Women must be at the peace table for a chance of ending war in Syria

With devastating conflicts raging in so many countries, creating a more peaceful and stable world has to be top of everyone’s New Year resolutions. Yet the voices of half the population of these countries are ignored, as women are excluded from the peace table.
Last year saw more than 40 armed conflicts, the highest number of battle-related deaths since 1989 and the worst humanitarian and refugee crisis since the second world war.

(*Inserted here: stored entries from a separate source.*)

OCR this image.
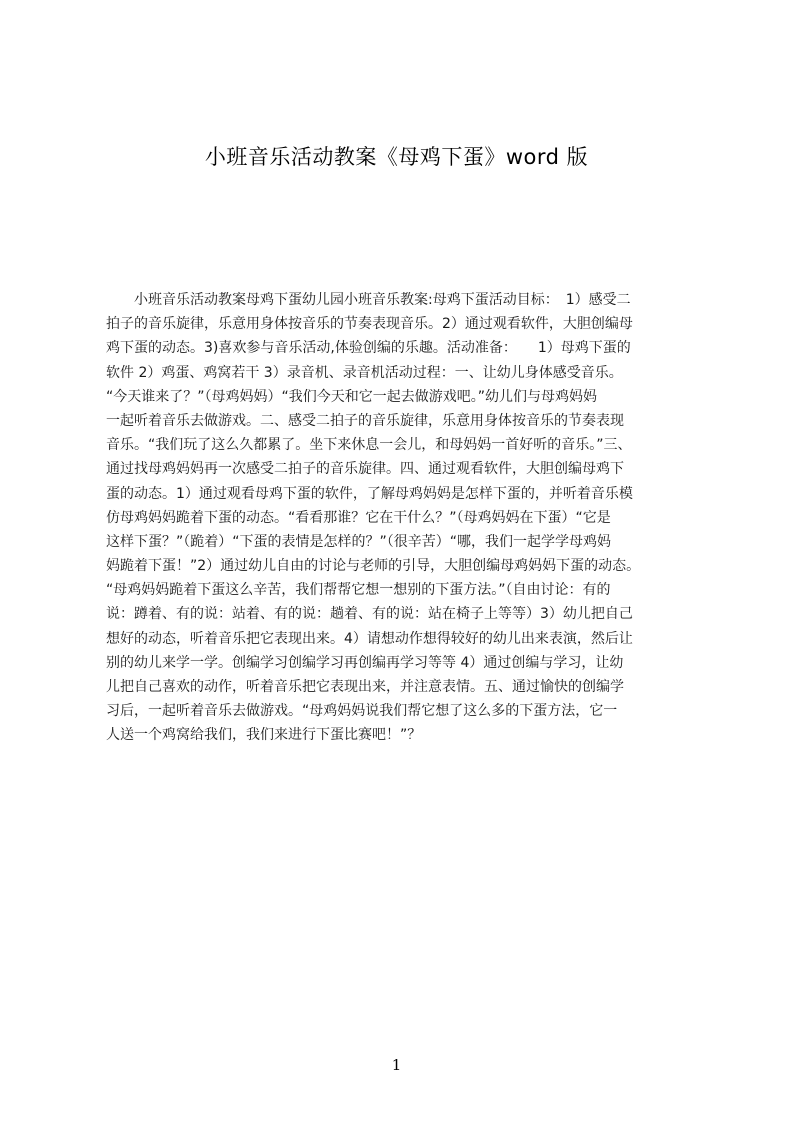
小班音乐活动教案《母鸡下蛋》word 版
　　小班音乐活动教案母鸡下蛋幼儿园小班音乐教案:母鸡下蛋活动目标：　1）感受二
拍子的音乐旋律，乐意用身体按音乐的节奏表现音乐。2）通过观看软件，大胆创编母
鸡下蛋的动态。3)喜欢参与音乐活动,体验创编的乐趣。活动准备：　　1）母鸡下蛋的
软件 2）鸡蛋、鸡窝若干 3）录音机、录音机活动过程：一、让幼儿身体感受音乐。
“今天谁来了？”（母鸡妈妈）“我们今天和它一起去做游戏吧。”幼儿们与母鸡妈妈
一起听着音乐去做游戏。二、感受二拍子的音乐旋律，乐意用身体按音乐的节奏表现
音乐。“我们玩了这么久都累了。坐下来休息一会儿，和母妈妈一首好听的音乐。”三、
通过找母鸡妈妈再一次感受二拍子的音乐旋律。四、通过观看软件，大胆创编母鸡下
蛋的动态。1）通过观看母鸡下蛋的软件，了解母鸡妈妈是怎样下蛋的，并听着音乐模
仿母鸡妈妈跪着下蛋的动态。“看看那谁？它在干什么？”（母鸡妈妈在下蛋）“它是
这样下蛋？”（跪着）“下蛋的表情是怎样的？”（很辛苦）“哪，我们一起学学母鸡妈
妈跪着下蛋！”2）通过幼儿自由的讨论与老师的引导，大胆创编母鸡妈妈下蛋的动态。
“母鸡妈妈跪着下蛋这么辛苦，我们帮帮它想一想别的下蛋方法。”（自由讨论：有的
说：蹲着、有的说：站着、有的说：趟着、有的说：站在椅子上等等）3）幼儿把自己
想好的动态，听着音乐把它表现出来。4）请想动作想得较好的幼儿出来表演，然后让
别的幼儿来学一学。创编学习创编学习再创编再学习等等 4）通过创编与学习，让幼
儿把自己喜欢的动作，听着音乐把它表现出来，并注意表情。五、通过愉快的创编学
习后，一起听着音乐去做游戏。“母鸡妈妈说我们帮它想了这么多的下蛋方法，它一
人送一个鸡窝给我们，我们来进行下蛋比赛吧！”？
1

Women bear the brunt of war today; accurate statistics are impossible to obtain but it is estimated that while at the beginning of the 20th century only 5% of fatalities in wartime were civilians, that figure steadily rose, reaching more than90% by the 1990s. Many of the civilians killed or injured in today’s conflicts are women and children; in Afghanistan, the UN has documented (pdf) a steady increase in both the number of civilian casualties and the proportion of those civilians who were women and children. The impact of war on women goes beyond the harm caused by an airstrike or gunfire between combatants. The breakdown of law and order can leave women unprotected from other forms of violence, as in Afghanistan, where it is estimated that 87% of women have experienced domestic violence, and their attackers are rarely punished. In Liberia many girls are pushed into “transactional sex” – the girls I met at the university in Monrovia were routinely asked to exchange sex for grades. The UK’s preventing sexual violence in conflict initiative has shone a light on all these issues, and the fact that in conflict and post-conflict countries, women are disempowered.
These are compelling reasons to make women stakeholders in any peace talks. Yet the last few years have been replete with examples of how they were excluded. In earlier talks on Syria, Syrian women were ignored. From the picture of the Vienna peace process on Syria in October – where 18 men and one woman sat round the table – nothing seems to have changed.